Todo mundo quer o amor, mesmo que não prioritariamente. O que pode uma criatura, perguntou Drummond, entre outras criaturas, senão amar?
A minha geração responderia a essa pergunta ao seu modo debochado e nada poético: a criatura, Drummond, pode ver filmes e séries, pedir uma pizza marguerita, rir com memes na internet, encher a cara, manter os contatinhos e trepar com um deles quando a carência bater.
A minha geração, a essa altura, já deve ter percebido que isso não funciona muito bem, porque depois da pizza e dos contatinhos e do último episódio da série, a gente ainda quer o amor, e é realmente lamentável que eu tenha pensado agora mesmo em escrever um complemento pra isso, algo que explicasse por que querer o amor, como se querê-lo demandasse explicações, como se amar não fosse, como disseram tantos outros poetas depois de Drummond, a coisa mais obviamente humana de nossa existência.
Acontece que a minha geração não parece muito familiarizada com o amor. Temos o Tinder, que culpa temos nós? Assistimos ao declínio do casamento como instituição – muitos de nós assistimos ao declínio do casamento de nossos pais, a título ilustrativo -, somos contemporâneos ao amor líquido e o sexo, para nós, se tornou aquela coisa que tem menos a ver com tesão do que com ego e ainda menos a ver com amor.
A verdade é que a gente quer o amor, porque todo mundo quer o amor e não há problemas em querer o amor. O problema é que a gente tem preguiça do resto. O problema é que a gente tem culpa, sim.

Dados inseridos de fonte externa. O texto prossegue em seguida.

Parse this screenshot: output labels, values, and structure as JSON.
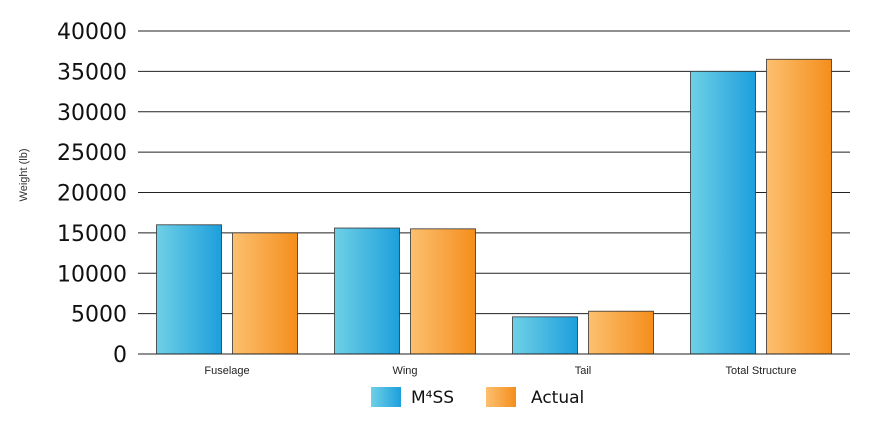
{
  "chart_data": {
    "type": "bar",
    "title": "",
    "xlabel": "",
    "ylabel": "Weight (lb)",
    "ylim": [
      0,
      40000
    ],
    "yticks": [
      "0",
      "5000",
      "10000",
      "15000",
      "20000",
      "25000",
      "30000",
      "35000",
      "40000"
    ],
    "grid": true,
    "legend_position": "bottom-center",
    "categories": [
      "Fuselage",
      "Wing",
      "Tail",
      "Total Structure"
    ],
    "series": [
      {
        "name": "M⁴SS",
        "color": "#29a8e0",
        "values": [
          16000,
          15600,
          4600,
          35000
        ]
      },
      {
        "name": "Actual",
        "color": "#f7941d",
        "values": [
          15000,
          15500,
          5300,
          36500
        ]
      }
    ]
  }
}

A gente tem preguiça dos inícios e medo dos finais. A gente sai correndo quando o amor se aproxima em um raio de 100m porque a gente sabe que vai começar tudo de novo: a lua-de-mel, a estabilidade, as queixas, o horror e o fim. Somos práticos demais para um ciclo tão repetitivo.
Somos uma geração de fóbicos, romantofóbicos, romanticidas sem remissão. A geração da individualidade, que compartilha posts e memes e músicas e parece incapaz de compartilhar-se com o outro.
Mas a gente ainda tem a pachorra de querer o amor. A gente quer um cafuné no fim de um dia cansado, um daqueles que fazem a gente sentir que não importa o que aconteça, está tudo bem. A gente quer alguém que nos compreenda mesmo nos dias em que somos incompreensíveis para nós mesmos. A gente quer os planos partilhados e as conchinhas que fazem o resto do mundo desaparecer.
A gente quer essas coisas que só o amor faz, e eu tenho uma péssima notícia pra a gente: o amor dá trabalho.
Envolve demandas emocionais e o contato real com um universo inteiro e complexo que não é o seu. Você precisa doar o seu tempo e a sua paciência. Precisa sair da zona de conforto pra buscar o amor lá fora, do lado de fora do seu mundo, esse lugar tão alienígena e assustador.
Você precisa cultivar o melhor em você e no outro. Precisa aturar as crises do outro, relevar as manias do outro, sorrir para os primos chatos do outro, lidar com as inseguranças do outro. No amor, você precisa enxergar o outro, e se há uma coisa de que nossa geração entende menos do que o amor, essa coisa é o “outro”.
Somos egocêntricos demais pra esse negócio de amor, então a gente prefere deixar pra outro dia ou, quem sabe, deixar pra lá.
Você sabe, Drummond, pode não sobrar tempo para as séries, para os contatinhos e para a pizza margherita.